I've been trying to test out Iceberg tables with Amazon Redshift Spectrum and have come across a major issue.
Here is my setup:
- I create an iceberg table via spark (emr 7.0) and insert data across multiple partitions
- The table uses the Glue catalog
- I add the glue database to Spectrum
Here is an example table DDL:
CREATE TABLE iceberg_test (
id string,
year string,
last_name string,
first_name string,
age double,
nested struct<nested_field: string>)
PARTITIONED BY (`year`, `last_name`)
LOCATION 's3://data/iceberg/main.db/iceberg_test'
TBLPROPERTIES (
'table_type'='iceberg',
'write_compression'='zstd'
);
With this table, i have two partition columns, year and last_name. I insert data across multiple partitions. For example:
year = 2022, last_name = smith
year = 2021, last_name = bob
Whenever i issue a query against this table via spectrum, Spectrum will do a full table scan rather than read just the partitions specified in the query.
An example query would be
select * from main.iceberg_test where year = 2022 and last_name = 'smith';
I've confirmed the scan behaviour by looking at my S3 access logs for the table.

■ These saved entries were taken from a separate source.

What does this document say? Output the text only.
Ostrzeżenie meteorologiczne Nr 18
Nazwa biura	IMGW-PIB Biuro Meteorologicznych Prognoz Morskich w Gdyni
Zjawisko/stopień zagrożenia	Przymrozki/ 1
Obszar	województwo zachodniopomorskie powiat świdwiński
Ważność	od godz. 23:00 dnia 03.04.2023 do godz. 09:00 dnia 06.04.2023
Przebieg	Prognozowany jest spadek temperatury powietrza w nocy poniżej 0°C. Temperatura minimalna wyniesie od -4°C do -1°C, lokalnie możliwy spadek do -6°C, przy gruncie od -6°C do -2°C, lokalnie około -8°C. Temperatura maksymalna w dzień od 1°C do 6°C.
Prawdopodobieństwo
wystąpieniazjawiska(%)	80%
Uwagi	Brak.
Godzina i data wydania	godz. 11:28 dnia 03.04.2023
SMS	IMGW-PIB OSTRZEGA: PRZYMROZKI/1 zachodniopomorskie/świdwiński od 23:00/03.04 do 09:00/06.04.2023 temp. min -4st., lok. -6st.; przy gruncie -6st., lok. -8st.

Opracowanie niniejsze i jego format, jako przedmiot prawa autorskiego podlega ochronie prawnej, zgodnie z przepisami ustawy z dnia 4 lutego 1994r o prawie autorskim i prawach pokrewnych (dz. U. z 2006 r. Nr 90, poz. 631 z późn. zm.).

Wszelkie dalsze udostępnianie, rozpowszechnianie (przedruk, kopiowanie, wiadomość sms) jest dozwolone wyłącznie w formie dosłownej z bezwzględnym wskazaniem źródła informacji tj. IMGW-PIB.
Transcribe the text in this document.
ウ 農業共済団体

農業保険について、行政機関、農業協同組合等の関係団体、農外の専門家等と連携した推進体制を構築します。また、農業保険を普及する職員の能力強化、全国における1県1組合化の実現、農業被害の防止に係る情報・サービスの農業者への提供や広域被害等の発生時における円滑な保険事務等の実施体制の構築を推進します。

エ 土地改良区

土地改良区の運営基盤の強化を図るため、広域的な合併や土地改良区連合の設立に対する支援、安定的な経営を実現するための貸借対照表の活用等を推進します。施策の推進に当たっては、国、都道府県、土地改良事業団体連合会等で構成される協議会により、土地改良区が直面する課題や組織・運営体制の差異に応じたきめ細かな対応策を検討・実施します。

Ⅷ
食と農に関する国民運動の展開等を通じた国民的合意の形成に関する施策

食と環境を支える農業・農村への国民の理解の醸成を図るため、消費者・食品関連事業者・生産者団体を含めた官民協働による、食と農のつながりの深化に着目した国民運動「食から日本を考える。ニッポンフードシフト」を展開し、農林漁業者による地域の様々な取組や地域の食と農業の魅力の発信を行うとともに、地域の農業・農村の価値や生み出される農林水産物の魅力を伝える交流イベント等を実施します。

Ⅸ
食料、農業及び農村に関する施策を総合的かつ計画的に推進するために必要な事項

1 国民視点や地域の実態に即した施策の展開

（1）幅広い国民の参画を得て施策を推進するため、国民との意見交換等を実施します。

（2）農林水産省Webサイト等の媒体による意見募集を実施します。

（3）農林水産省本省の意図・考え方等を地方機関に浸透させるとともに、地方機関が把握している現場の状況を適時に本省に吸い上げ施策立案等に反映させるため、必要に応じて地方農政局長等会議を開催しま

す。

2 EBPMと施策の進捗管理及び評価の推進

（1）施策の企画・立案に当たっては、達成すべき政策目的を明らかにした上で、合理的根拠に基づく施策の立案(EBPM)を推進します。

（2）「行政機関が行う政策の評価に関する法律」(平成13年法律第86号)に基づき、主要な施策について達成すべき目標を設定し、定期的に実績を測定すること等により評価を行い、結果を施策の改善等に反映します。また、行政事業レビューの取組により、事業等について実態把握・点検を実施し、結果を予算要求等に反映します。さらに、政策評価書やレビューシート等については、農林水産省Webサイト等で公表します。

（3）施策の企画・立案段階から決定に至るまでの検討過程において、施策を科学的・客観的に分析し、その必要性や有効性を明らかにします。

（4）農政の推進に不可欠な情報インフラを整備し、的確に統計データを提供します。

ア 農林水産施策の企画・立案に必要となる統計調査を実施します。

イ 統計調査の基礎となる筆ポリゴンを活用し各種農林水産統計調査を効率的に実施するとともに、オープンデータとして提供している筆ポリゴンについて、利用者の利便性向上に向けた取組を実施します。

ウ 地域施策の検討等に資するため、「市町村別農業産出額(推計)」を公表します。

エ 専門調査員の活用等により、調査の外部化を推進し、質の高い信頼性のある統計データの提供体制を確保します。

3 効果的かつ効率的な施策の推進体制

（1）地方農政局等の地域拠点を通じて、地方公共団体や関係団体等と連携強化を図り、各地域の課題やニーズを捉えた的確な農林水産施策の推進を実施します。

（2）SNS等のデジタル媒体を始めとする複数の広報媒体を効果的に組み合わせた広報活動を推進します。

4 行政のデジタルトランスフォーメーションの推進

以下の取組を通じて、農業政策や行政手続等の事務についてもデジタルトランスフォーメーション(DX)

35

The issue appears to be caused by the presence of the nested
field in the table. Any table with a nested struct
field will cause Spectrum to ignore the partitions and do a full table scan.
If i remove this field from the table, I can verify that spectrum only accesses the folders for the partitions in the query.
Is there some work around for this or some setting that i'm missing? I don't see any indication on the Redshift Iceberg docs about this significant limitation.